EduStudio

In EduStudio, we adopt a flexible CSV (Comma-Separated Values) file format following Recbole. The flexible CSV format is defined in middata stage of dataset (see Dataset Stage Protocol for details).

The Middle Data Format Protocol including two parts: Columns name Format and Filename Format.

Columns Name Format

feat_type	Explanations	Examples
token	single discrete feature	exer_id, stu_id
token_seq	discrete features sequence	knowledge concept seq of exercise
float	single continuous feature	label, start_timestamp
float_seq	continuous feature sequence	word2vec embedding of exercise

Filename format

So far, there are five atomic files in edustudio.

Note: Users could also load other types of data except the three atomic files below. {dt} is the dataset name.
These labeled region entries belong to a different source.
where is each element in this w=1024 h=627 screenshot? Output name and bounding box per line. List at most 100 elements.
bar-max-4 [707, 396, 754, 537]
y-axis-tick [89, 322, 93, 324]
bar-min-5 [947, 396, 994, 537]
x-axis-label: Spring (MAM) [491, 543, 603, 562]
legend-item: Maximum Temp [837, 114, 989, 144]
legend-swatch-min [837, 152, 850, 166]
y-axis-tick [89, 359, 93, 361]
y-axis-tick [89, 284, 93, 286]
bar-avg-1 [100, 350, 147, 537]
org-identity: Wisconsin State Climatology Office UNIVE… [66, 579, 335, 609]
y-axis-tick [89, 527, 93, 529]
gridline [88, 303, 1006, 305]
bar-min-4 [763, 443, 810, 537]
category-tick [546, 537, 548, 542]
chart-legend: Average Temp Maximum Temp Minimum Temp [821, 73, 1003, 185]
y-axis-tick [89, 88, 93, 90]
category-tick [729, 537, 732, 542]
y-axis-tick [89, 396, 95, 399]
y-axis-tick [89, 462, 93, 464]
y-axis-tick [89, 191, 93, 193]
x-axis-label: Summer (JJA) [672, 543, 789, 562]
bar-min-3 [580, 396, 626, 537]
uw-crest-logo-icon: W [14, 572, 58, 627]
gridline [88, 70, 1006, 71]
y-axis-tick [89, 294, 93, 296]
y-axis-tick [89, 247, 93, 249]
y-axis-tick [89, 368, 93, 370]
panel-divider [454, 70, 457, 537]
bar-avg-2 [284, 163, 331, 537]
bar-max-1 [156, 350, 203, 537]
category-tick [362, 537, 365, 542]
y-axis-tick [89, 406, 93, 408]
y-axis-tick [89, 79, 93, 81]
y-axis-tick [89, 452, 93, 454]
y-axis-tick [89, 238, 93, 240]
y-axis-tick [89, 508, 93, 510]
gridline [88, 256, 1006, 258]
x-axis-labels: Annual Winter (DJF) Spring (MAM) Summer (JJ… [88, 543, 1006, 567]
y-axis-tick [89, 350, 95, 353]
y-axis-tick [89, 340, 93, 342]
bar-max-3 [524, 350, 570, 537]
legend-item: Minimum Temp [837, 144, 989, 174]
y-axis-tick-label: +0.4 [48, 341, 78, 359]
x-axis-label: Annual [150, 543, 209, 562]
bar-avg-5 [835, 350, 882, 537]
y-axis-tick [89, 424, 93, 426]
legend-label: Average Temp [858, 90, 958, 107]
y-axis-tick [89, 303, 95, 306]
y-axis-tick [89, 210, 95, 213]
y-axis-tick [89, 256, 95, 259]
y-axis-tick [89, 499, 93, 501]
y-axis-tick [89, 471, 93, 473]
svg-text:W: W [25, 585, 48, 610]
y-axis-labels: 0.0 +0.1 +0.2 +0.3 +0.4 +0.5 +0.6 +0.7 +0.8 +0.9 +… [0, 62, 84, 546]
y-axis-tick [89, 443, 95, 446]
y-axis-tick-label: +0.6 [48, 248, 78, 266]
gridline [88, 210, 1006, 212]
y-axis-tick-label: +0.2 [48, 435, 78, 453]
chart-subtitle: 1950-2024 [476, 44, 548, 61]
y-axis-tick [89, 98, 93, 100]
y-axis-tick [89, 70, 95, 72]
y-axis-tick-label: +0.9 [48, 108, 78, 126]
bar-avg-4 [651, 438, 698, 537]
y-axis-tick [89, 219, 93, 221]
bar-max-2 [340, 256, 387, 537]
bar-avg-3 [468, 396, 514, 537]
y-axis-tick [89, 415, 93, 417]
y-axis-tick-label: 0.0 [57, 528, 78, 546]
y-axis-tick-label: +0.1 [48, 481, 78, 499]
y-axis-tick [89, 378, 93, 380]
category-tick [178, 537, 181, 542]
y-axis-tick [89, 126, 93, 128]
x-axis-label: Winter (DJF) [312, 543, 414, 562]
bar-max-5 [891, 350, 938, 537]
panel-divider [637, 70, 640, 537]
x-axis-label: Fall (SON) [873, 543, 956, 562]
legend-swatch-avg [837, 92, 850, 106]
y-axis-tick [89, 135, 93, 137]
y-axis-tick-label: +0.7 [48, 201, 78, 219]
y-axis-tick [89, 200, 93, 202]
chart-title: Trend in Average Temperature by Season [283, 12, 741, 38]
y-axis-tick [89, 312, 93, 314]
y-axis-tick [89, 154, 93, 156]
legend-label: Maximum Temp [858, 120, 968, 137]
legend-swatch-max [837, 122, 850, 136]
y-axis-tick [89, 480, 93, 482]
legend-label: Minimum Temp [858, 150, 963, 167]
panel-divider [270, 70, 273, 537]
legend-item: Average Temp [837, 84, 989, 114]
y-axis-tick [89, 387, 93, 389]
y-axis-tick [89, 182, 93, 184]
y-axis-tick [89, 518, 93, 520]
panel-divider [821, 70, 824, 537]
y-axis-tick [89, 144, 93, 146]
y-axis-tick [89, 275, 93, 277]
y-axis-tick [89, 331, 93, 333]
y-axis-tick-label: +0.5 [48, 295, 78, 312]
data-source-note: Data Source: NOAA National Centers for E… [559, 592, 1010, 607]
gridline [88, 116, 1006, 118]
filename format	description
{dt}.inter.csv	Student-Exercise Interaction data
{dt}.train.inter.csv	Student-Exercise Interaction data for training set
{dt}.valid.inter.csv	Student-Exercise Interaction data for validation set
{dt}.test.inter.csv	Student-Exercise Interaction data for test set
{dt}.stu.csv	Features of students
{dt}.exer.csv	Features of exercises

Example

example_dt.inter.csv

stu_id:token	exer_id:token	label:float
0	1	0.0
1	0	1.0

example_dt.stu.csv

stu_id:token	gender:token	occupation:token
0	1	11
1	0	7

example_dt.exer.csv

exer_id:token	cpt_seq:token_seq	w2v_emb:float_seq
0	[0, 1]	[0.121, 0.123, 0.761]
1	[1, 2, 3]	[0.229, -0.113, 0.138]